The Index-Test Method1,2 is a proven, effective way of identifying the genes that underlie common illnesses. The study design exploits the basic characteristics of human inheritance in a simple way that leaves no room for controversial interpretations. It reliably detects an association between a specific gene and a common disease even when, as there usually are, other genetic or environmental factors that predispose to the same disease. The statistical power is high, so that the number of study subjects needed for a definitive study is both predictable and as small as possible.

THESE ARE BOLD CLAIMS – HOW DOES THE METHOD WORK?

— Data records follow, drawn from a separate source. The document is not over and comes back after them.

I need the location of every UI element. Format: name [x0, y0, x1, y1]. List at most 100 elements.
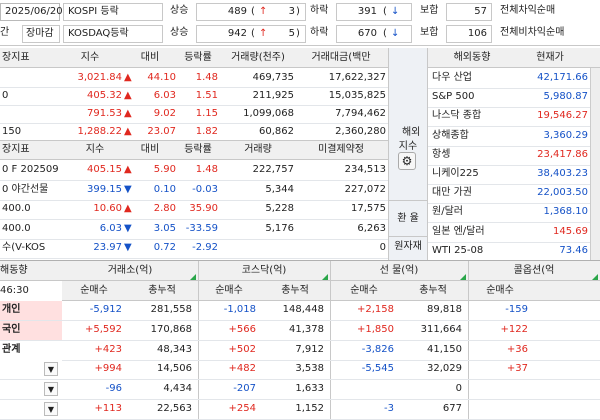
index-row-rate: 1.48 — [195, 72, 218, 83]
investor-value: +2,158 — [356, 304, 394, 315]
index-row-amount: 15,035,825 — [328, 90, 386, 101]
futures-row-volume — [222, 239, 294, 257]
investor-row-name — [2, 360, 42, 378]
index-row-change: 6.03 — [153, 90, 176, 101]
index-row-volume: 1,099,068 — [243, 108, 294, 119]
futures-header-3: 등락률 — [184, 144, 212, 155]
kosdaq-flat-count: 106 — [467, 28, 487, 39]
futures-row-volume: 222,757 — [252, 164, 294, 175]
futures-row-value: 399.15 — [87, 183, 122, 195]
index-row-arrow: ▲ — [124, 90, 132, 101]
investor-value: 14,506 — [157, 363, 192, 375]
chevron-down-icon[interactable]: ▼ — [44, 402, 58, 416]
index-header-2: 대비 — [140, 52, 160, 63]
investor-subheader-5: 총누적 — [419, 285, 447, 296]
index-row-change: 9.02 — [153, 108, 176, 119]
paren-open: ( — [383, 6, 387, 17]
investor-value: 32,029 — [427, 363, 462, 375]
investor-subheader-4: 순매수 — [350, 285, 378, 296]
world-row-name: 일본 엔/달러 — [432, 225, 485, 237]
index-row-arrow: ▲ — [124, 108, 132, 119]
index-row-rate: 1.51 — [195, 90, 218, 101]
investor-value: +423 — [94, 343, 122, 355]
sort-marker-icon — [592, 274, 598, 280]
futures-row-value: 6.03 — [99, 222, 122, 234]
kosdaq-fall-box: 670 ( ↓ — [336, 25, 412, 43]
investor-value: 89,818 — [427, 304, 462, 315]
kosdaq-fall-label: 하락 — [310, 27, 329, 38]
fx-button[interactable]: 환 율 — [388, 210, 428, 228]
market-status-box: 장마감 — [22, 25, 60, 43]
date-field[interactable]: 2025/06/20 — [0, 3, 63, 21]
kospi-fall-count: 391 — [357, 6, 377, 17]
futures-row-rate: -0.03 — [192, 183, 218, 195]
overseas-index-button[interactable]: 해외 지수 — [388, 112, 428, 152]
paren-open: ( — [251, 6, 255, 17]
kosdaq-upper-limit-count: 5 — [288, 28, 295, 39]
index-row-name — [2, 69, 62, 87]
futures-row-change: 2.80 — [153, 203, 176, 214]
sort-marker-icon — [190, 274, 196, 280]
investor-subheader-1: 총누적 — [148, 285, 176, 296]
investor-value: +36 — [506, 343, 528, 355]
kospi-fall-box: 391 ( ↓ — [336, 3, 412, 21]
investor-subheader-3: 총누적 — [281, 285, 309, 296]
futures-header-5: 미결제약정 — [318, 144, 364, 155]
world-row-name: 원/달러 — [432, 206, 463, 218]
investor-value: -5,545 — [361, 363, 394, 375]
index-header-3: 등락률 — [184, 52, 212, 63]
index-row-arrow: ▲ — [124, 126, 132, 137]
world-row-name: S&P 500 — [432, 91, 475, 103]
investor-value: 22,563 — [157, 403, 192, 414]
investor-title: 해동향 — [0, 265, 28, 276]
investor-value: 677 — [442, 403, 462, 414]
world-row-price: 73.46 — [559, 244, 588, 256]
futures-row-rate: 35.90 — [189, 203, 218, 214]
kosdaq-rise-count: 942 — [227, 28, 247, 39]
world-row-name: 니케이225 — [432, 168, 479, 179]
kosdaq-breadth-label: KOSDAQ등락 — [68, 28, 129, 39]
kospi-breadth-label: KOSPI 등락 — [68, 6, 119, 17]
index-row-rate: 1.82 — [195, 126, 218, 137]
futures-row-name: 0 F 202509 — [2, 164, 59, 175]
gear-icon[interactable]: ⚙ — [398, 152, 416, 170]
raw-material-button[interactable]: 원자재 — [388, 238, 428, 256]
investor-value: 1,633 — [295, 383, 324, 395]
investor-value: +5,592 — [84, 323, 122, 335]
index-row-amount: 7,794,462 — [335, 108, 386, 119]
index-header-0: 장지표 — [2, 52, 30, 63]
world-row-price: 23,417.86 — [537, 148, 588, 160]
investor-group-2: 선 물(억) — [379, 265, 419, 276]
investor-time: 46:30 — [0, 285, 29, 296]
futures-row-arrow: ▼ — [124, 183, 132, 195]
index-row-volume: 211,925 — [252, 90, 294, 101]
world-row-price: 22,003.50 — [537, 187, 588, 199]
index-row-value: 405.32 — [87, 90, 122, 101]
index-row-rate: 1.15 — [195, 108, 218, 119]
index-row-volume: 60,862 — [259, 126, 294, 137]
program-arb-label: 전체차익순매 — [500, 5, 556, 16]
kospi-flat-box: 57 — [446, 3, 492, 21]
chevron-down-icon[interactable]: ▼ — [44, 362, 58, 377]
index-row-volume: 469,735 — [252, 72, 294, 83]
investor-value: 170,868 — [150, 323, 192, 335]
index-row-amount: 17,622,327 — [328, 72, 386, 83]
futures-header-2: 대비 — [140, 144, 160, 155]
index-row-value: 791.53 — [87, 108, 122, 119]
investor-subheader-0: 순매수 — [80, 285, 108, 296]
world-table-scrollbar[interactable] — [590, 68, 600, 260]
investor-value: +502 — [228, 343, 256, 355]
kospi-rise-label: 상승 — [170, 5, 189, 16]
chevron-down-icon[interactable]: ▼ — [44, 382, 58, 397]
index-row-amount: 2,360,280 — [335, 126, 386, 137]
row2-prefix: 간 — [0, 27, 10, 38]
kosdaq-flat-label: 보합 — [420, 27, 439, 38]
investor-group-1: 코스닥(억) — [241, 265, 287, 276]
market-status: 장마감 — [26, 28, 54, 39]
index-row-name: 0 — [2, 90, 9, 101]
futures-row-name: 400.0 — [2, 222, 31, 234]
world-row-price: 42,171.66 — [537, 72, 588, 83]
futures-row-value: 10.60 — [93, 203, 122, 214]
investor-value: 7,912 — [295, 343, 324, 355]
investor-value: +566 — [228, 323, 256, 335]
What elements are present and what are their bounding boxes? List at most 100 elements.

This method relies on the high proportion of their genes that close blood relatives share. For each degree of relationship, this proportion is known from the simple rules of Mendelian inheritance. The “test” individuals are cases of the disease of interest, while each “index” individual is a close relative of the test case. The presentation Ataxia-Telangiectasia (A-T) Gene and Cancer demonstrates how the Index Test Method linked the A-T gene with cancer.

SUMMARY
Overall, the index-test method has advantageous characteristics for finding which genes are frequently associated with common diseases, including cancer and psychiatric illness. It does not depend on arbitrary and frequently changing diagnostic criteria; indeed, it will define the phenotypes associated with mutations in a specific gene. No confounder can affect its results because each individual’s genotype is fixed at the time of conception. Unintended bias is unlikely because the cases are selected before laboratory genotyping by explicit objective criteria. This method leads to robust conclusions even though there are many other genetic and environmental factors responsible for common illness in the population.